The --partitions parameter, as its name implies, says how many partitions the topic will have. The number determines the parallelism that can be achieved on the consumer's side. This parameter is very important when doing cluster fine-tuning.
Finally, as expected, the --zookeeper parameter indicates where the Zookeeper cluster is running.
When a topic is created, the output in the broker log is something like this:
[2018-09-01 07:05:53,910] INFO [ReplicaFetcherManager on broker 1] Removed fetcher for partitions amazingTopic-0 (kafka.server.ReplicaFetcherManager)
[2018-09-01 07:05:53,950] INFO Completed load of log amazingTopic-0 with 1 log segments and log end offset 0 in 21 ms (kafka.log.Log)
In short, this message reads like a new topic has been born in our cluster.
How can I check my new and shiny topic? By using the same command: kafka-topics.
There are more parameters than --create. To check the status of a topic, run the kafka-topics command with the --list parameter, as follows:
> <confluent-path>/bin/kafka-topics.sh --list --zookeeper localhost:2181
The output is the list of topics, as we know, is as follows:
amazingTopic
This command returns the list with the names of all of the running topics in the cluster.

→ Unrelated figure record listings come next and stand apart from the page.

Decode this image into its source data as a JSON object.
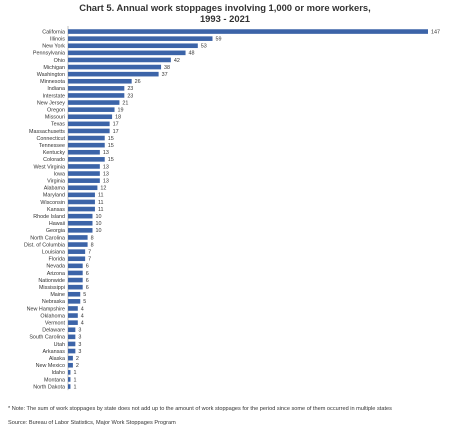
{
  "chart_data": {
    "type": "bar",
    "orientation": "horizontal",
    "title_lines": [
      "Chart 5. Annual work stoppages involving 1,000 or more workers,",
      "1993 - 2021"
    ],
    "xlabel": "",
    "ylabel": "",
    "grid": false,
    "bar_color": "#3c64a8",
    "xlim": [
      0,
      147
    ],
    "categories": [
      "California",
      "Illinois",
      "New York",
      "Pennsylvania",
      "Ohio",
      "Michigan",
      "Washington",
      "Minnesota",
      "Indiana",
      "Interstate",
      "New Jersey",
      "Oregon",
      "Missouri",
      "Texas",
      "Massachusetts",
      "Connecticut",
      "Tennessee",
      "Kentucky",
      "Colorado",
      "West Virginia",
      "Iowa",
      "Virginia",
      "Alabama",
      "Maryland",
      "Wisconsin",
      "Kansas",
      "Rhode Island",
      "Hawaii",
      "Georgia",
      "North Carolina",
      "Dist. of Columbia",
      "Louisiana",
      "Florida",
      "Nevada",
      "Arizona",
      "Nationwide",
      "Mississippi",
      "Maine",
      "Nebraska",
      "New Hampshire",
      "Oklahoma",
      "Vermont",
      "Delaware",
      "South Carolina",
      "Utah",
      "Arkansas",
      "Alaska",
      "New Mexico",
      "Idaho",
      "Montana",
      "North Dakota"
    ],
    "values": [
      147,
      59,
      53,
      48,
      42,
      38,
      37,
      26,
      23,
      23,
      21,
      19,
      18,
      17,
      17,
      15,
      15,
      13,
      15,
      13,
      13,
      13,
      12,
      11,
      11,
      11,
      10,
      10,
      10,
      8,
      8,
      7,
      7,
      6,
      6,
      6,
      6,
      5,
      5,
      4,
      4,
      4,
      3,
      3,
      3,
      3,
      2,
      2,
      1,
      1,
      1
    ]
  },
  "footnote": "* Note: The sum of work stoppages by state does not add up to the amount of work stoppages for the period since some of them occurred in multiple states",
  "source": "Source: Bureau of Labor Statistics, Major Work Stoppages Program"
}
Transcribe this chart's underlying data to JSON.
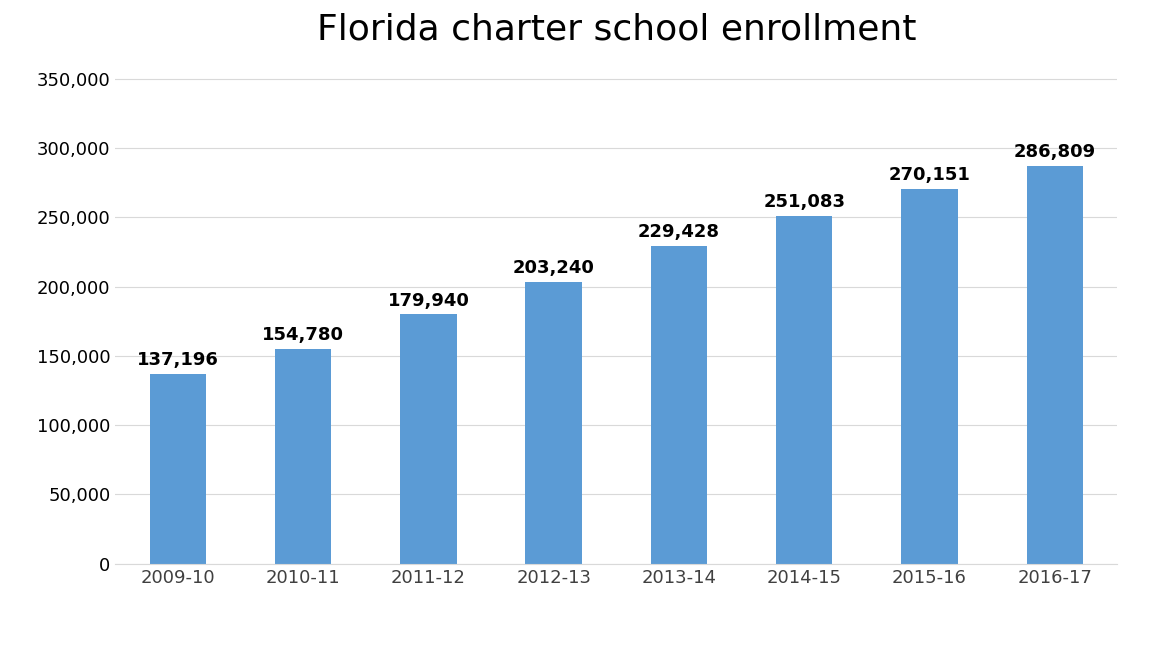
{
  "title": "Florida charter school enrollment",
  "categories": [
    "2009-10",
    "2010-11",
    "2011-12",
    "2012-13",
    "2013-14",
    "2014-15",
    "2015-16",
    "2016-17"
  ],
  "values": [
    137196,
    154780,
    179940,
    203240,
    229428,
    251083,
    270151,
    286809
  ],
  "bar_color": "#5B9BD5",
  "ylim": [
    0,
    360000
  ],
  "yticks": [
    0,
    50000,
    100000,
    150000,
    200000,
    250000,
    300000,
    350000
  ],
  "title_fontsize": 26,
  "tick_fontsize": 13,
  "label_fontsize": 13,
  "background_color": "#ffffff",
  "grid_color": "#d9d9d9",
  "bar_width": 0.45
}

How can I get details of a topic? Using the same command: kafka-topics.
For a particular topic, run the kafka-topics command with the --describe parameter, as follows:
> <confluent-path>/bin/kafka-topics --describe --zookeeper localhost:2181 --topic amazingTopic
The command output is as follows:
Topic:amazingTopic PartitionCount:1 ReplicationFactor:1 Configs: Topic: amazingTopic Partition: 0 Leader: 1 Replicas: 1 Isr: 1
Here is a brief explanation of the output:
- PartitionCount: Number of partitions on the topic (parallelism)

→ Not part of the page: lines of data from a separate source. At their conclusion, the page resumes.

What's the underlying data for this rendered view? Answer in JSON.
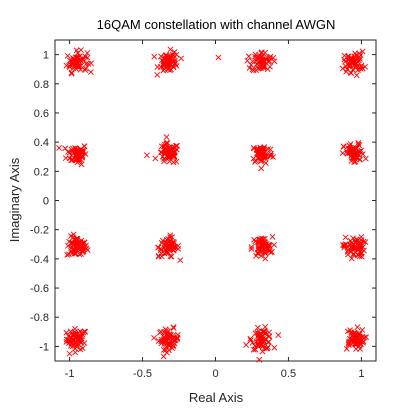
{
  "chart_data": {
    "type": "scatter",
    "title": "16QAM constellation with channel AWGN",
    "xlabel": "Real Axis",
    "ylabel": "Imaginary Axis",
    "xlim": [
      -1.1,
      1.1
    ],
    "ylim": [
      -1.1,
      1.1
    ],
    "xticks": [
      -1,
      -0.5,
      0,
      0.5,
      1
    ],
    "xtick_labels": [
      "-1",
      "-0.5",
      "0",
      "0.5",
      "1"
    ],
    "yticks": [
      1,
      0.8,
      0.6,
      0.4,
      0.2,
      0,
      -0.2,
      -0.4,
      -0.6,
      -0.8,
      -1
    ],
    "ytick_labels": [
      "1",
      "0.8",
      "0.6",
      "0.4",
      "0.2",
      "0",
      "-0.2",
      "-0.4",
      "-0.6",
      "-0.8",
      "-1"
    ],
    "grid": false,
    "legend": "none",
    "marker": "x",
    "marker_color": "#ff0000",
    "constellation_levels": [
      -0.95,
      -0.32,
      0.32,
      0.95
    ],
    "noise_sigma": 0.035,
    "points_per_cluster": 60,
    "outliers": [
      [
        -0.47,
        0.31
      ],
      [
        -0.39,
        -0.38
      ],
      [
        0.21,
        -0.99
      ],
      [
        -1.0,
        -1.05
      ],
      [
        0.02,
        0.98
      ]
    ]
  }
}
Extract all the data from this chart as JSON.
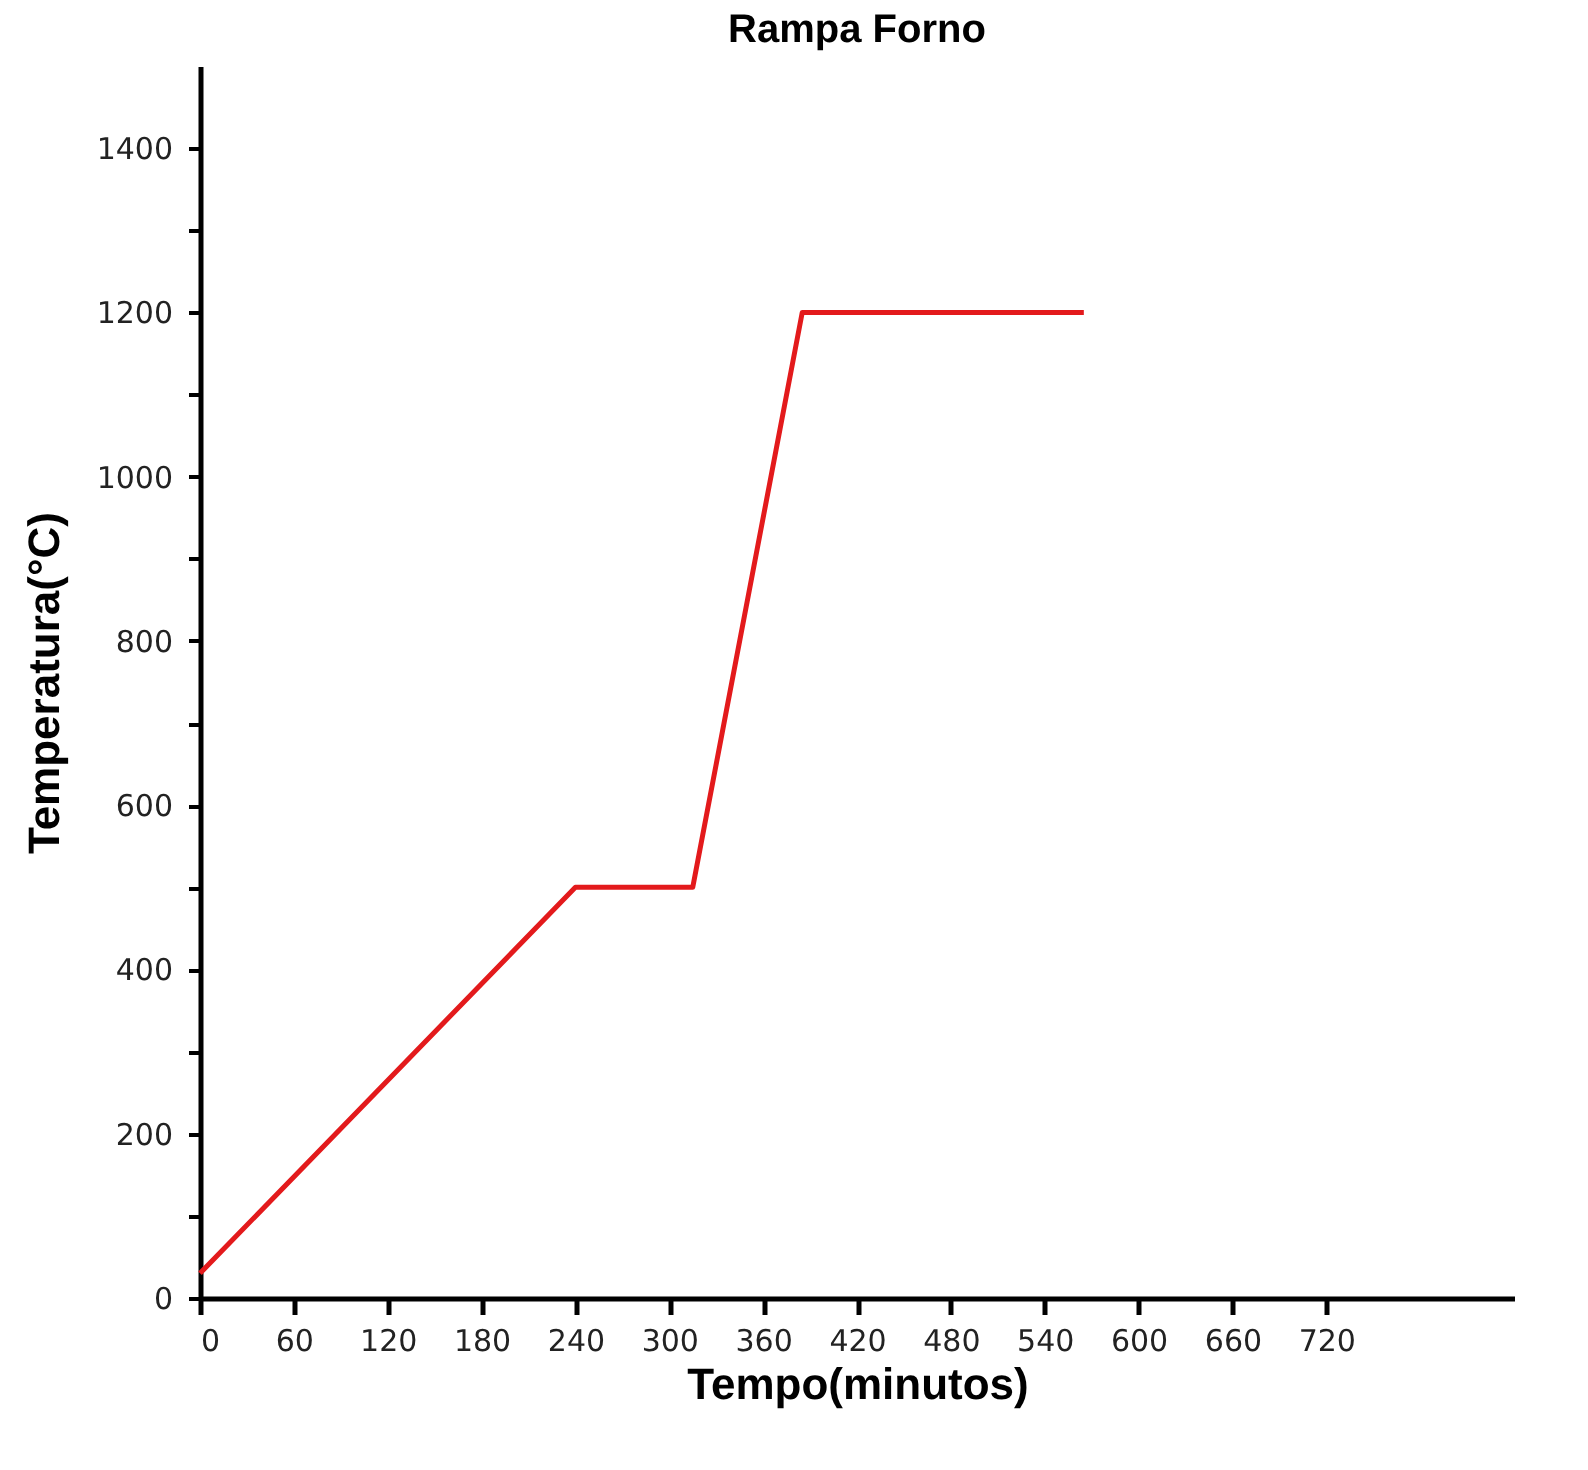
{
  "chart_data": {
    "type": "line",
    "title": "Rampa Forno",
    "xlabel": "Tempo(minutos)",
    "ylabel": "Temperatura(°C)",
    "x": [
      0,
      240,
      315,
      385,
      565
    ],
    "series": [
      {
        "color": "#e31a1c",
        "values": [
          30,
          500,
          500,
          1200,
          1200
        ]
      }
    ],
    "xlim": [
      0,
      840
    ],
    "xticks": [
      0,
      60,
      120,
      180,
      240,
      300,
      360,
      420,
      480,
      540,
      600,
      660,
      720
    ],
    "ylim": [
      0,
      1500
    ],
    "yticks": [
      0,
      {
        "value": 100,
        "label": null
      },
      200,
      {
        "value": 300,
        "label": null
      },
      400,
      {
        "value": 500,
        "label": null
      },
      600,
      {
        "value": 700,
        "label": null
      },
      800,
      {
        "value": 900,
        "label": null
      },
      1000,
      {
        "value": 1100,
        "label": null
      },
      1200,
      {
        "value": 1300,
        "label": null
      },
      1400
    ],
    "grid": false,
    "marker": "none",
    "line_style": "solid"
  }
}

- ReplicationFactor: Number of replicas on the topic (redundancy)
- Leader: Node responsible for reading and writing operations of a given partition
- Replicas: List of brokers replicating this topic data; some of these might even be dead
- Isr: List of nodes that are currently in-sync replicas
Let's create a topic with multiple replicas (for example, we will run with more brokers in the cluster); we type the following:
> <confluent-path>/bin/kafka-topics --create --zookeeper localhost:2181 --replication-factor 2 --partitions 1 --topic redundantTopic
The output is as follows:
Created topic redundantTopic
Now, call the kafka-topics command with the --describe parameter to check the topic details, as follows:
> <confluent-path>/bin/kafka-topics --describe --zookeeper localhost:2181 --topic redundantTopic
Topic:redundantTopic PartitionCount:1 ReplicationFactor:2 Configs:
Topic: redundantTopic Partition: 0 Leader: 1 Replicas: 1,2 Isr: 1,2
As you can see, Replicas and Isr are the same lists; we infer that all of the nodes are in-sync.

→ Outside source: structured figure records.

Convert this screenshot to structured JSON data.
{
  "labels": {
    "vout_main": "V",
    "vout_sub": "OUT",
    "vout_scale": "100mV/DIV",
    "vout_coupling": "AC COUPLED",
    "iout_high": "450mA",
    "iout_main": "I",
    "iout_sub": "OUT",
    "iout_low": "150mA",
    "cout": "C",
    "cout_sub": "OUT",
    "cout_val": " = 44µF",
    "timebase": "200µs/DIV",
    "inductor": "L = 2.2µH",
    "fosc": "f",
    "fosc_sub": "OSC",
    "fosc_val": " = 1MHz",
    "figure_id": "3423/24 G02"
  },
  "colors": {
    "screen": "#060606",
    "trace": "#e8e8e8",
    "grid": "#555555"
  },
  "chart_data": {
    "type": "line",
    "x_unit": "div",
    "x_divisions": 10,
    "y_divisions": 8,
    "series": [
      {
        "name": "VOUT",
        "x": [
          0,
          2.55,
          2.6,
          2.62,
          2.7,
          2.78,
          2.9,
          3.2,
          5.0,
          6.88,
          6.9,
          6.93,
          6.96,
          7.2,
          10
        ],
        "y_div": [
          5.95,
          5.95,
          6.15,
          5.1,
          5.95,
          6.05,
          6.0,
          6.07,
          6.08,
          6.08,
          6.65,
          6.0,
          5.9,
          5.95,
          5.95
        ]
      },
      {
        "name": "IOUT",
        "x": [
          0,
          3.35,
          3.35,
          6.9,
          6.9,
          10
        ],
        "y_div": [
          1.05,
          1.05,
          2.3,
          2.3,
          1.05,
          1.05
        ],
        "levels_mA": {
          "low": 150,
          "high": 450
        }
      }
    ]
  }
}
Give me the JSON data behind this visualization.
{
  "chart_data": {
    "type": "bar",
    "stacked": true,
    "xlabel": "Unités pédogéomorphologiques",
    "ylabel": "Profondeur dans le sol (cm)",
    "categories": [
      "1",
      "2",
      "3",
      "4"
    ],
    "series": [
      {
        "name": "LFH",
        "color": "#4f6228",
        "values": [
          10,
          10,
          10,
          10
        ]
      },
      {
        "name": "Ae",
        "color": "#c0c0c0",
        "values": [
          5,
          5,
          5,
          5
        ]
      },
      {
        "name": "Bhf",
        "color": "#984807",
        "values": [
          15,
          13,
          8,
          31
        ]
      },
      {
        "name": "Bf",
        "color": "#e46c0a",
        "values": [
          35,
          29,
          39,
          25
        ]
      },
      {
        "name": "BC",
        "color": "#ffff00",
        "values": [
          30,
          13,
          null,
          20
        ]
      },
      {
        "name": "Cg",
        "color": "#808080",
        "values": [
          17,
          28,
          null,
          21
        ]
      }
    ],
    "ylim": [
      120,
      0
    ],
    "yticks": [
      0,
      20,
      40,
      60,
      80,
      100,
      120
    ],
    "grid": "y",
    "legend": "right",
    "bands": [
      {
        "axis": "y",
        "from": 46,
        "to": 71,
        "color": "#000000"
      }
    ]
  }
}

Your turn: play with the kafka-topics command, and try to create replicated topics on dead brokers and see the output. Also, create topics on running servers and then kill them to see the results. Was the output what you expected?
As mentioned before, all of these commands executed through the command line can be executed programmatically or performed through the Confluent Control Center web console.